Kens final parting gift was to sell the club to gfh, the Islamic investment bank that knew f**k all about football. Interested in making a quick buck only debts actually rose during their stewardship, £17m by the time they sold the club to Massimo Cellino. A liability still held by the club in the form of a debenture when Radrizzani’s Eleonora Sports finally took 100% control of the club. The rumours that their transfer targets were based on Football Manager and asking fans on Twitter were sadly and comedically true and they showed themselves to be a lovely bunch of people when they had one of their former colleagues arrested and locked up in a Dubai prison for two years.

It’s amazing to think that the next owner, Massimo Cellino, was possibly not even the worst we had had in recent years. Not the worst but definitely the craziest, a madman who made Leeds a laughing stock. Being chased around Elland Road by fans after sacking Brian McDermott, appointing a manager from non-league and inviting Mini-Me to games may have been some of the more amusing stories from his reign but the less amusing side was that he ripped the heart out of the club. Dogged by court cases from the day he arrived he was never fit to run the club.

Under Cellino’s tenure wages were not paid, long-term, respected employees sacked, facilities at Thorp Arch closed, players were forced to bring in their own lunch and the Academy run down. The squad was filled with second rate players from second rate Italian clubs coached by second rate coaches, all who were being spied on by a former furniture salesman from Miami. A former club employee once described Cellino as ‘The most disrespectful man I have ever come across’ and that was proved true. He did not respect the fans or the club, as Bates and Ridsdale before him he cared only for himself.





So, after three years in the job how is Andrea Radrizzani doing? Of course it has not been perfect, the trip to Myanmar and the proposed new club badge obvious errors of judgement but so far he has been a good custodian of the club. He has bought back the ground, made sensible and necessary repairs and improvements and increased commercial revenues massively. The most important thing though is the backroom team he has put in place around him.

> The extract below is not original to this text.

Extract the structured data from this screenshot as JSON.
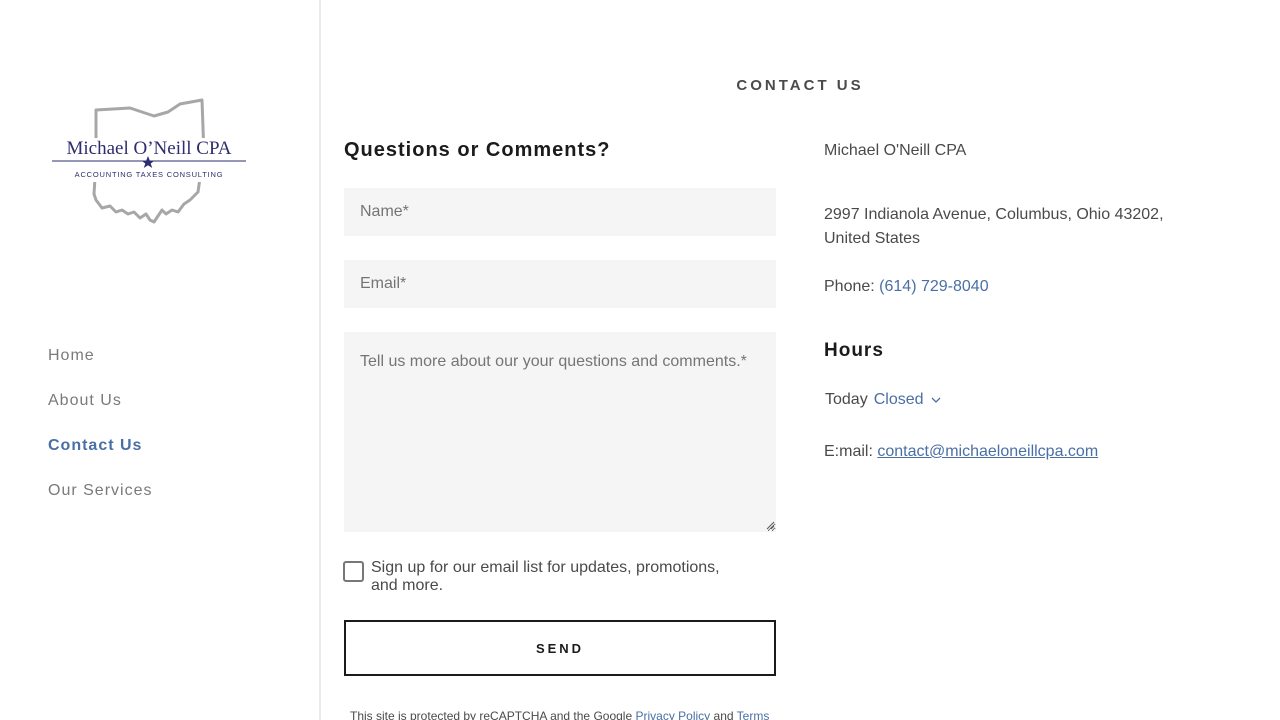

The likes of Victor Orta, Angus Kinnear, Rob Price and critically Marcelo Bielsa have taken the club to a new level in terms of scouting, sports science and coaching and the results on the pitch have been a joy to watch.

The way the club has dealt with and prepared for the Coronavirus pandemic has shown a level of preparedness and professionalism we just haven’t seen under other owners. Individual fitness programmes, equipment shipped to players homes, their own testing equipment! Lockdown has been difficult for the club and fans alike but the respect they have shown for former Leeds legends such as Norman Hunter, in the way he has been honoured are in stark contrast to the club under previous owners when the death of a legend could have passed without even a footnote in the matchday programme. With Leeds now on the precipice of a return to the topflight, solid foundations put in place, could even greater things lay ahead for Andrea Radrizzani’s Leeds United?